Естественно, что молодому, недавно окончившему курс врачу хотелось зарекомендовать себя, хотелось отличиться. Ведь если благодаря его усилиям князь опомнится, потом выздоровеет, то не только он, не только весь околоток, но даже все собратья его будут смотреть на него иначе, чем если окажется, что он неспособен ни на что, кроме пустой болтовни, да разве ещё уничтожения вкусной закуски и здоровой выпивки. Он видел уже, что его опытные собратья знают не больше его и рассуждают так же, как и он мог бы рассуждать. Поэтому нужно приниматься за дело; но как? Придумать нужно; но что?
Молодой доктор продолжал пристально смотреть в лицо больного, в его закрытые, будто спящие глаза; он смотрел на его сжатые, будто замершие губы, на приподнявшиеся на висках и слегка дрожавшие жилки и следил за слабым, нервным дрожанием его пульса.
В комнате он был не один. Подле самой постели больного стоял и также смотрел ему прямо в лицо камердинер Андрея Васильевича, француз.
Он думал:
«Если князь умрёт, то я потеряю хорошее место. Нужно бы чем-нибудь за то себя вознаградить, чем-нибудь себя обеспечить. Нужно воспользоваться чем-нибудь из того, что у меня на руках. Чем же? Бриллиантовыми пуговицами с кафтана, или которым-нибудь брегетом, или тростью, вот с набалдашником из яшмы, с вставленными крупными бриллиантами? Лучше всего и тем, и другим, и третьим, а если можно, то и табакерку захватить, которую мы в Париже для той молоденькой актрисы заказывали, да не успели отдать. Эти олухи пока хватятся — я далеко буду!»

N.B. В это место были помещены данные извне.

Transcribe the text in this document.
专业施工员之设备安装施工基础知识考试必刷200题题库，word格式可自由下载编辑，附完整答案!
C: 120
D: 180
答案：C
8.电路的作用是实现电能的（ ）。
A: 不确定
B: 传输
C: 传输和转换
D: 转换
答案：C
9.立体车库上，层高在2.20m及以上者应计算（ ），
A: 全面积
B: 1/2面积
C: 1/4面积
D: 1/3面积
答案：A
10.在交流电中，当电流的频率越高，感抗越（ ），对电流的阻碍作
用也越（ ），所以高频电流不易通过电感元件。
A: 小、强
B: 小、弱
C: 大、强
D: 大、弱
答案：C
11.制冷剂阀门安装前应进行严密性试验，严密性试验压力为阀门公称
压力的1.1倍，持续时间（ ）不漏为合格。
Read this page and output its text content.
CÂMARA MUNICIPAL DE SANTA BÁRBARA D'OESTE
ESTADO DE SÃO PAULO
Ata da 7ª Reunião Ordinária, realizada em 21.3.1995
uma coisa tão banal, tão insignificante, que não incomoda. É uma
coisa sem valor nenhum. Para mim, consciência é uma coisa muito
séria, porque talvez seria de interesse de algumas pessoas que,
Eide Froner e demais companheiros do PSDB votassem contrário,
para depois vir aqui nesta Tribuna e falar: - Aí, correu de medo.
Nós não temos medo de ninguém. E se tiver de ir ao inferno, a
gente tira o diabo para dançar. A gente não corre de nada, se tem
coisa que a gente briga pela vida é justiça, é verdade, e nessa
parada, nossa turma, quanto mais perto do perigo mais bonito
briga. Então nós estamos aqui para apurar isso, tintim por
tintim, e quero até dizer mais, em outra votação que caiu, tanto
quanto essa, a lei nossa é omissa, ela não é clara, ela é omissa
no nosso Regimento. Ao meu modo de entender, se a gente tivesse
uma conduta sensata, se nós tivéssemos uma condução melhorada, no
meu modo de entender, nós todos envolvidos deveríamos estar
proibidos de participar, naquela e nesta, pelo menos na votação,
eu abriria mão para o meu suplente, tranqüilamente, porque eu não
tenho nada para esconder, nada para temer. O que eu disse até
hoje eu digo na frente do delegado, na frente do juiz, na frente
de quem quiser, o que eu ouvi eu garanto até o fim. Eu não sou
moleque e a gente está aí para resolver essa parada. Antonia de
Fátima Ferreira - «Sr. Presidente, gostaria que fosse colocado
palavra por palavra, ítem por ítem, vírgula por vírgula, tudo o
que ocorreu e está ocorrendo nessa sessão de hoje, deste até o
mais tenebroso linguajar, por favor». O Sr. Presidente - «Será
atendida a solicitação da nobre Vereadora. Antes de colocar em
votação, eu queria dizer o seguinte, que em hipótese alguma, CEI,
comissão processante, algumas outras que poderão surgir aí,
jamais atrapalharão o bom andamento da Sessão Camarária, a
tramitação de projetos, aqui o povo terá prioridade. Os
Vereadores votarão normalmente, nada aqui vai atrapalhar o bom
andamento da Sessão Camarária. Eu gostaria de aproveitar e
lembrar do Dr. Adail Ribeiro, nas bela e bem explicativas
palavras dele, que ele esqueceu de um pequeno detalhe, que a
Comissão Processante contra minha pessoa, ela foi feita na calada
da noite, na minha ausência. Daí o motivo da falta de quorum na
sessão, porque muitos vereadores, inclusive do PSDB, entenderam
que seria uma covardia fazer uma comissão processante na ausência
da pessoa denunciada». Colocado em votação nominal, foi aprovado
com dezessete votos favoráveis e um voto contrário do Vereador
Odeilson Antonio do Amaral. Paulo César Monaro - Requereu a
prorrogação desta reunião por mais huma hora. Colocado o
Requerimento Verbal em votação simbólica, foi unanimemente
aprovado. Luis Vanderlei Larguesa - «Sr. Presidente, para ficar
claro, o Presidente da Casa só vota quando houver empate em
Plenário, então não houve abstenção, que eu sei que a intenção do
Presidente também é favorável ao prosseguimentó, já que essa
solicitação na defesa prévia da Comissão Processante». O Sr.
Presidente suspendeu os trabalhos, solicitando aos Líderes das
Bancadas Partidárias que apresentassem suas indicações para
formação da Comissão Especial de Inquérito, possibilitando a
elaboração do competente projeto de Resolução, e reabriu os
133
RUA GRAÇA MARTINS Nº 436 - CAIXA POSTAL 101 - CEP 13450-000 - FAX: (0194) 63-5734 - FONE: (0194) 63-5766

Нечто подобное, только в несравненно скромнейших размерах, думала барыня из мелких соседок, явившаяся незвано-непрошено ходить за больным и уставлявшая в это время на столике в холодную воду со льдом различные банки и склянки с лекарствами. Её очень соблазняли серебряные ложечки, брошенные там и сям, которые в суете так легко можно было взять.
Ничего подобного не приходило в голову старой Силантьевне, вынянчившей всех трёх княжат и любившей Андрея Васильевича, как старшего и наиболее к ней приветливого. Она сидела на скамеечке и тихо плакала. Ей очень хотелось бы повыть, поголосить, как она называла. Смолоду же говорили, что она мастерски умеет выть. Но увы, ввиду строгого запрета и страха перед немедленным изгнанием, она должна была плакать молча.
В комнате стоял ещё Гвозделом, одетый в княжескую ливрею, которая сидела на нём, как на корове седло. Он был позван сюда, потому что мог поднимать и ворочать князя, пожалуй, вместе с кроватью. Стояли ещё: комнатный дежурный и два казачка, на случай необходимых посылок. В раскрытых дверях виднелись ещё: старый дворецкий, ключница, Фёдор, несколько лакеев и женщин из домовой прислуги, а также несколько посторонних любопытствующих с села, имевших случай сюда пробраться: старая дьяконица — вдова умершего дьякона, пономарша, харчевница и ещё кое-кто, кому дома делать нечего, а везде совать свой нос — страсть.
— А что, коли умрёт, наймут плакать? — спросила старая дьяконица у харчевницы, зная её давнишнюю дружбу с Силантьевной, дворецким, ключницей и вообще с аристократией домовой прислуги.
— Как чать не нанять! — отвечала харчевница. — Ведь заправский князь, большой барин. Нельзя же такого барина да в молчок, как нищего какого, хоронить.